After the incident with the cat peeing on my Surface, and wrestling with a used replacement Surface, I wanted a new computer for my work on books (writing, editing, formatting, creating covers, creating advertisements, etc). The computers I was working on were over three years old, and I could see their end-of-life coming soon.
So, confronted with a $500 off sale on out-of-box Galaxy Book 3 Ultra, we bought it. After a day of playing with it, I have a few observations:
- Out of the box, it’s heavy. The specs said 4 lbs, but they forgot to mention the weight of the power brick, which is a metal power adaptor that, if thrown, could kill someone. It is apparently lighter than its direct competitors (mid-level suitable for most graphics tasks).
- It has one TB storage and an i7 processor. And a graphics card. So it’s set up for the graphics I do (designing book covers and advertisements). I might push my knowledge base further and see what else these graphics are good for (within my meager ability).
- The screen has visually stunning clarity. The book covers my niece designed for me positively glow on it. I’m hoping this clarity reduces eyestrain.
- It’s fast.

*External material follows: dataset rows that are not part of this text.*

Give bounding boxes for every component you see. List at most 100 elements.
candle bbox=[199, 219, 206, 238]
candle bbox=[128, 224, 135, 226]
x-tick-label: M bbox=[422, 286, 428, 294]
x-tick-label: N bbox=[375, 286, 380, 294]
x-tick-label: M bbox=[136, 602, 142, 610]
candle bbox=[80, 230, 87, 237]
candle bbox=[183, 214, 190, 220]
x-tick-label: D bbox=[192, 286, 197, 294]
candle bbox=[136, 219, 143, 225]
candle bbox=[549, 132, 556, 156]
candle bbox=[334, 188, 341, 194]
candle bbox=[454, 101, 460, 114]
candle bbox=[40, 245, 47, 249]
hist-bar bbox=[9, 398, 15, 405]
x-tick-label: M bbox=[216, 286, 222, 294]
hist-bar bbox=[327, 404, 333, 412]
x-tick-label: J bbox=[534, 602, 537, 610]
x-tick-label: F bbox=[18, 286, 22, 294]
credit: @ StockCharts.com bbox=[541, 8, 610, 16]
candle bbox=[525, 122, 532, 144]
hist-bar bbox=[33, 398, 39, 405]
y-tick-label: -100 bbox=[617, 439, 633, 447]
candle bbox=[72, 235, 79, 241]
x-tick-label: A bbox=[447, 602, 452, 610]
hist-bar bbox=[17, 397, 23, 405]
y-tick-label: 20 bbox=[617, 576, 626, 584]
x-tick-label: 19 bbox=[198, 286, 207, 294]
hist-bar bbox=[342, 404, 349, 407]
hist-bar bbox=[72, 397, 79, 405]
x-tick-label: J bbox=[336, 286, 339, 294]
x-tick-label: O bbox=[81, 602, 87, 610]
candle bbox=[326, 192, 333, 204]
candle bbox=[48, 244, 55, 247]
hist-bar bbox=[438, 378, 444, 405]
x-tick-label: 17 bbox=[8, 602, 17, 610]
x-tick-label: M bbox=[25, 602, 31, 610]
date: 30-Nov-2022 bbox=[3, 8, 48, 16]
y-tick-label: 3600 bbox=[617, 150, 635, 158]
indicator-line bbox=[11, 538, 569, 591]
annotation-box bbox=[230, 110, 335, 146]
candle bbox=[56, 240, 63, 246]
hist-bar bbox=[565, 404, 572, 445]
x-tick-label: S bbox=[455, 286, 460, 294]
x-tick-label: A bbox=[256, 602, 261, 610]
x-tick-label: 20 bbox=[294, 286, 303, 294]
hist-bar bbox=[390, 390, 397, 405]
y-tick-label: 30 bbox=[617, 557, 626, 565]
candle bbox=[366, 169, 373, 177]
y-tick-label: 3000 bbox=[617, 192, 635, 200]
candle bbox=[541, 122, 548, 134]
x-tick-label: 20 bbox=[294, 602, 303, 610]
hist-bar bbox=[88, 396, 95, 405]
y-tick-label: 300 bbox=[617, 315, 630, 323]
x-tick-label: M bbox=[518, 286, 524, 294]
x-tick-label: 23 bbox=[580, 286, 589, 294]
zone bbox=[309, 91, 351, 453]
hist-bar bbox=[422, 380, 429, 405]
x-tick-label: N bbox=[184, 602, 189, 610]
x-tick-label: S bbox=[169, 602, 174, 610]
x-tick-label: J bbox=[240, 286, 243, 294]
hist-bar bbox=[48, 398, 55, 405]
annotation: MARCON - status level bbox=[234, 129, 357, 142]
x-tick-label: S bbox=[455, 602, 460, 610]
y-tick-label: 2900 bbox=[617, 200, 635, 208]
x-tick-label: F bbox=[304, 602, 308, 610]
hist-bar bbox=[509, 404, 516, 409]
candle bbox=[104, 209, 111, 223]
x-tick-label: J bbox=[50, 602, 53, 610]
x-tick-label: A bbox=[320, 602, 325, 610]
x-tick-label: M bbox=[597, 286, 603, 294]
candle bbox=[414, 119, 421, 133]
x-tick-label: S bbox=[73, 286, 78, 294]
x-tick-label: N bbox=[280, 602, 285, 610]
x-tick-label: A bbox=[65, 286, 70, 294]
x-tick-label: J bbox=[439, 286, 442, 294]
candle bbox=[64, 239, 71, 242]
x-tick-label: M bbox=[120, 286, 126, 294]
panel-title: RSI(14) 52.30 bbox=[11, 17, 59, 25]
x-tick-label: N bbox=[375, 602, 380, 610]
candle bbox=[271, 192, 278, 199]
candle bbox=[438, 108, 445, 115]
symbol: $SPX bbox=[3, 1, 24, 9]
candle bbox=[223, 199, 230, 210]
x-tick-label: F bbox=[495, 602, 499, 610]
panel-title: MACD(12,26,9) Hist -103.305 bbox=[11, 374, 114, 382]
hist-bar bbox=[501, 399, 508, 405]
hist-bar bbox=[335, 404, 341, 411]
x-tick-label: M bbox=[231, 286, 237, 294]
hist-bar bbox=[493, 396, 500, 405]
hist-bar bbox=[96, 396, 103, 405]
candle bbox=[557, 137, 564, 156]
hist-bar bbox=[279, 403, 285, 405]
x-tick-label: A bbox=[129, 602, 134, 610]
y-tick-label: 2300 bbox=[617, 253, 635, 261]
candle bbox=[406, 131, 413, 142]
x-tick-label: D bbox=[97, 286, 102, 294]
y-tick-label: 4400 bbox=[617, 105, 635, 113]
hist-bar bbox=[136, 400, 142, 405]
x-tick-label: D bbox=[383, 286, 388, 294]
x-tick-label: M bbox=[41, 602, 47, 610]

See also i7 processor. (I suppose I could have gotten the i9 model, but it’s too expensive and I don’t know if my skill level deserves that power).
- It doesn’t have a touchscreen. Why would it? It’s not a tablet like my Microsoft Surface was. To be honest, I never used my Surface as a tablet. But I used the touchscreen when the Surface got one of its occasional glitches.
So far, so good. No weird glitches (as I have suffered with a few times on the Surface.) Working smoothly. Looks great.
Time for me to go play with it some more.